La mia testa è il mio rifugio,  Poeticherie

In una notte di marzo



io
tutto
spirito e corpo,
cadente e morente
ucciso
in un pomeriggio d’autunno
in novembre
sulla baia d’un porto
che non chiede più approdi,
tra dita tremanti
legate l’un l’altra
che non chiamo per nome.
Tu,
che ti lasci dormire
in un verde ricordo
che vorrei ricordare,
mentre spegni le labbra,
ultimo sorso di Brandy.
Tu,
biondi capelli da cancellare,
passi insabbiati che chiedono
aiuto o perdono,
mentre muore la scia
che è già soffio di vento.

Molte sono le solitudini
e molti i silenzi graffianti
in questa notte di marzo
e noi lì,
entrambi in attesa
del fragore che ci esploderà dentro.

Massimiliano Città, nasce in quel di Cefalù (chè Castelbuono, dove la famiglia risiede, non ha ospedali e le levatrici hanno smesso d’esser tali) in un’afosa giornata di luglio del 1977 con un blues in Eb sulla pelle. Inciampa e si rialza nel cortile di nonna, dove fantasmi e amici iniziano ad affollare la mente.

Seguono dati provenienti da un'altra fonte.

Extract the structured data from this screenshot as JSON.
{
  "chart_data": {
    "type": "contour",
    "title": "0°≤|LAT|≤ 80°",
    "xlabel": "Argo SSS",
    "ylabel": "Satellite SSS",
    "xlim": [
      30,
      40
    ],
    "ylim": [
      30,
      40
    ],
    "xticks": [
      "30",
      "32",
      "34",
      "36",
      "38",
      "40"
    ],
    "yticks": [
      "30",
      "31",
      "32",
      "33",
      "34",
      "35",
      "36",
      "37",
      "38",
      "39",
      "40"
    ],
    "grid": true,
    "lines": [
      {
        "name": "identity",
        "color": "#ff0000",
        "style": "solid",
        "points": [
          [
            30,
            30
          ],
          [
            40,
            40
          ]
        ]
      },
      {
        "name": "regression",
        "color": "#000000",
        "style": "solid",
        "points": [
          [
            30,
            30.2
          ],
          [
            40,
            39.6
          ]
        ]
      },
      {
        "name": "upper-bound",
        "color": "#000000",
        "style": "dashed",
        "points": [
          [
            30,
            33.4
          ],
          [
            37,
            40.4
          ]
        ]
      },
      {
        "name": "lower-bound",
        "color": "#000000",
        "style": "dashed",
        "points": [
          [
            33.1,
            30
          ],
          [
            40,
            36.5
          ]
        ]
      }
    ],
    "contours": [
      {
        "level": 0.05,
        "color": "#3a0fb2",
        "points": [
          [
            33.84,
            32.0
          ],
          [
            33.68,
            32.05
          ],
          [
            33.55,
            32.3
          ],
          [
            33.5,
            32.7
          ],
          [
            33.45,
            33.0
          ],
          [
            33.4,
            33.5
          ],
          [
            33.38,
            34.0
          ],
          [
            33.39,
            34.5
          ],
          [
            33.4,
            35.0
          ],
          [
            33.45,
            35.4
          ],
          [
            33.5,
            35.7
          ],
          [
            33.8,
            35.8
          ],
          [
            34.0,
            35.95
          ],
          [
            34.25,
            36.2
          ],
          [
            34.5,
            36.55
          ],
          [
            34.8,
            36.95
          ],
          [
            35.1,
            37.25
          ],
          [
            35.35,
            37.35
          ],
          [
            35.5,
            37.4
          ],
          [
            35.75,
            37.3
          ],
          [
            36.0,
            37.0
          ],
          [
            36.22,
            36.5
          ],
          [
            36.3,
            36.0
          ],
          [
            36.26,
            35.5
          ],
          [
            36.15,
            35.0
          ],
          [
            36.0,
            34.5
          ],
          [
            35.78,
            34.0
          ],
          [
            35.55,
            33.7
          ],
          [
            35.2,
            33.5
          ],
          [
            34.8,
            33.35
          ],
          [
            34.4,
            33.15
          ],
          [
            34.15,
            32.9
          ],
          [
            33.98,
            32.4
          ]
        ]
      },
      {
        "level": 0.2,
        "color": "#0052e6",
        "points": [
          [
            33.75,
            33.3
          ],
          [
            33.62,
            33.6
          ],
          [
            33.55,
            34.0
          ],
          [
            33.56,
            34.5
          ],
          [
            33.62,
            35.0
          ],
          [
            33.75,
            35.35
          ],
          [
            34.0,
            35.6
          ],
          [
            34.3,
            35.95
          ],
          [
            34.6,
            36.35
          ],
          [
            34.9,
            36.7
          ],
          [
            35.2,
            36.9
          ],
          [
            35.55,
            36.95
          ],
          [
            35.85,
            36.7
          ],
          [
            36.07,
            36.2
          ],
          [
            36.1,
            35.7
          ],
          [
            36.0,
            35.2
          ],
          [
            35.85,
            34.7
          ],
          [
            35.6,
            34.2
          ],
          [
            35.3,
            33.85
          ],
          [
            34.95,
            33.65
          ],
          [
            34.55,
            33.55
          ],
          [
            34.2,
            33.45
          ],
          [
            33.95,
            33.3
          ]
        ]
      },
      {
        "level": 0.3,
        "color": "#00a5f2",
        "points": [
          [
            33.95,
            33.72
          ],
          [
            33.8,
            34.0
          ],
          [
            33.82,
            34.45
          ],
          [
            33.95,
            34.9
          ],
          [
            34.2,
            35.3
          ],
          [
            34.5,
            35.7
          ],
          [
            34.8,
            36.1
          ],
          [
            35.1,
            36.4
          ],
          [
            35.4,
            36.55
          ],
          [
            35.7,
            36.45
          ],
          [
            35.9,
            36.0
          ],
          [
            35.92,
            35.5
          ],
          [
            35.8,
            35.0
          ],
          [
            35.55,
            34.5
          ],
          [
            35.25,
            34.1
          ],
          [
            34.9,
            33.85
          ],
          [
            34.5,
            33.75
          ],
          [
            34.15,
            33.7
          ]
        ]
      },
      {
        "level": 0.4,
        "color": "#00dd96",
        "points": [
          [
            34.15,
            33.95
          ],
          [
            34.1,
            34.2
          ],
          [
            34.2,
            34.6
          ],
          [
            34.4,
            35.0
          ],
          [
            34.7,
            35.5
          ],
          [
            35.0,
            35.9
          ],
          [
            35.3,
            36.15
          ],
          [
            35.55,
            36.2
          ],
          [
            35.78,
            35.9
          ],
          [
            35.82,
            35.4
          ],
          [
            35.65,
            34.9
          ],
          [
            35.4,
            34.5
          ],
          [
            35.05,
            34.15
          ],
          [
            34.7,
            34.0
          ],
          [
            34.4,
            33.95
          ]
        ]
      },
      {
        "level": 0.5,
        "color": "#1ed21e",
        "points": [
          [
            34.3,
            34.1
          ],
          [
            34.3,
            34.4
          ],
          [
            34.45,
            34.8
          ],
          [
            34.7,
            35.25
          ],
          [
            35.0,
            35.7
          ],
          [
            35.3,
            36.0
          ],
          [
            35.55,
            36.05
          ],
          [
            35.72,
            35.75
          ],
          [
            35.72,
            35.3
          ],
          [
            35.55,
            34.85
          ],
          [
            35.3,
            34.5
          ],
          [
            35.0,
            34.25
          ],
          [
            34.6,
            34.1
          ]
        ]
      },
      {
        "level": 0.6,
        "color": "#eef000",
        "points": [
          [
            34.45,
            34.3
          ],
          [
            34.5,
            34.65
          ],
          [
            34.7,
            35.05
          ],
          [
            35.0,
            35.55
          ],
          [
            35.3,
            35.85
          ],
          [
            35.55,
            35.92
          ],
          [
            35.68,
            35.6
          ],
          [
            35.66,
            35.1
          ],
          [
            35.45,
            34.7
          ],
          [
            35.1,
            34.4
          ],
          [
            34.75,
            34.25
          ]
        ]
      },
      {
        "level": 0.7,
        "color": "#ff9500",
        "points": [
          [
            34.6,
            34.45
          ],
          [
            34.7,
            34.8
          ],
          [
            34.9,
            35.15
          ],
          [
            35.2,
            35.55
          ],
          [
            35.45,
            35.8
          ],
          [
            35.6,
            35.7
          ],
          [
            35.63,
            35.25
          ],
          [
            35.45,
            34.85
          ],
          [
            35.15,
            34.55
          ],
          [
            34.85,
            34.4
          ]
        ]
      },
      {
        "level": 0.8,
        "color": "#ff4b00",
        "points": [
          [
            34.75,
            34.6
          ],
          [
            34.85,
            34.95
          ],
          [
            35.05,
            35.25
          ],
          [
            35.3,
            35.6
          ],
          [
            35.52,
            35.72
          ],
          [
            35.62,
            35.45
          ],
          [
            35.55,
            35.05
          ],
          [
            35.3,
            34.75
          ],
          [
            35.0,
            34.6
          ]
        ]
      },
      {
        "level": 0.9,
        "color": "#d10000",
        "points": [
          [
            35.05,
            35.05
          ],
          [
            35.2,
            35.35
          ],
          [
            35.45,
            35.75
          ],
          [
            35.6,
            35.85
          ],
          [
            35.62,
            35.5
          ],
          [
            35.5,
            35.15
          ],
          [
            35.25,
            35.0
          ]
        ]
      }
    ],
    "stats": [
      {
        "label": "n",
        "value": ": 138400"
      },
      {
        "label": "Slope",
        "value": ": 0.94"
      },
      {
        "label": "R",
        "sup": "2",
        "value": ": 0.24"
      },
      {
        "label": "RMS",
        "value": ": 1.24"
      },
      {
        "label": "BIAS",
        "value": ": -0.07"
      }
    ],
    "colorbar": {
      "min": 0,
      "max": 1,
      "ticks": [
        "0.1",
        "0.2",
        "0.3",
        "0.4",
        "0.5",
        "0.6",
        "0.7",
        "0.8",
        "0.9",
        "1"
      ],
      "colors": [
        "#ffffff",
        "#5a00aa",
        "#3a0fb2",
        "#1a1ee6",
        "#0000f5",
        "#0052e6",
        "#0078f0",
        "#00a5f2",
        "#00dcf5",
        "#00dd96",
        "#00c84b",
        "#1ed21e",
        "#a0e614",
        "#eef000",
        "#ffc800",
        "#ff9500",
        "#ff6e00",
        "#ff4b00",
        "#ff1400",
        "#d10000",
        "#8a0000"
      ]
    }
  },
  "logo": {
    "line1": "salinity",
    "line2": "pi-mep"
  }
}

Viaggia da solo. Cresce artisticamente nel gruppo Kiroy, accolita palermitana di scrittori, pittori e musici. Nel 2004, sotto lo pseudonimo di VagabondoEbbro, pubblicato da CUT-UP Edizioni di La Spezia, esce il racconto «Delirio di un Assassino», inserito nella raccolta “Lost Highway Motel”. Ha pubblicato «Keep Yourself Alive» (2009, Lupo Editore), «Rumori» (2017, Bookabook), «Tremante» (2018, Castelvecchi), «Incisioni» (2023, L’Erudita) e «Agatino il guaritore» (2024, Il ramo e la foglia). Sul blog massimilianocitta.it conduce periodicamente alcune rubriche letterarie tra cui «Cinque domande, uno stile».